Unlike the Meryl Streep weepathon with which they share a name, The Bridges of Madison County’s latest offering is unlikely to make the housewives of the world come over all unnecessary. However, there is a good chance that ‘Beastenders’ will set many a post-punk fan all aquiver.
A truly productive ensemble, The Bridges of Madison County share members with Hooray For Humans, Letter From Belgium, The Jimmy Cake, Hands up Who Wants to Die and Sylvan. This album then, sees them make their first foray into full length records as a unit. ‘Beastenders’ will finally see the light of day in early August despite having been wrapped up in studio two years ago. This doesn’t mean it has gone stale in any way; in fact it’s a bit of a beast.
Speaking of beasts, album opener Cthulhu Vs. Bride of Octobear pits an octopus-headed monster from a H.P. Lovecraft sci-fi short against octopus-handed Octobear’s betrothed. Sadly, we can’t report on the outcome of the skirmish because the lyrics are fairly inaudible but we’d like to think Octobear’s better half is still kicking about. Just shy of a seven minute squall, this track is mostly instrumental with a smattering of face-melting vocals tacked on at the end. It’s not long until the band’s signature mariachi-style trumpeting is introduced, making it sound like some sort of Cinco de Mayo Fiesta might if it were hosted in Hades.
With Mary Sweeney 2, the band does their best to wear your ears off with a two-minute chaotic cacophony of high-hat and hollering.

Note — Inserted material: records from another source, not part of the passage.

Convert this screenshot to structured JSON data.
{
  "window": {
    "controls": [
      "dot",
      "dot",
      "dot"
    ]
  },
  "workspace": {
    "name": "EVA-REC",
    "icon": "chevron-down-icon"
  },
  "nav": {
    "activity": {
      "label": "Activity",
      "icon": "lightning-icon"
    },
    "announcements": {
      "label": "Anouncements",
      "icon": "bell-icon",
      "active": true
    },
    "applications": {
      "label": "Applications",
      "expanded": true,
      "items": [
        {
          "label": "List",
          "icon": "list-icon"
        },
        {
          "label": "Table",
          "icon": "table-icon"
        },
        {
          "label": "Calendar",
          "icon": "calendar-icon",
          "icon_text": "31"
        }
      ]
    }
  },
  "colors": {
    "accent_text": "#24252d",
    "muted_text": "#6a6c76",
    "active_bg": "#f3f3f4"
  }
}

So as not to lose momentum they mix it up with interesting off-kilter harmonising and Cedric Bixler-Zavala style bellowed vocal on Kate Bush Under 16’s Trophy For Girls. Then it’s business as usual with the post-punk onslaught of Eggs of Contemptasaurus Rex which has previously reared its hardcore head on last years well received EP – ‘The Divil Wears Prada’.
There is a lot of unbridled madness going on here with creativity oozing from the shit-swathed front cover of this LP to the back. It has left us itching for a live airing which, in an age where artists rely so heavily on ticket sales to keep themselves in beers and t-shirts; is undeniably a job well done.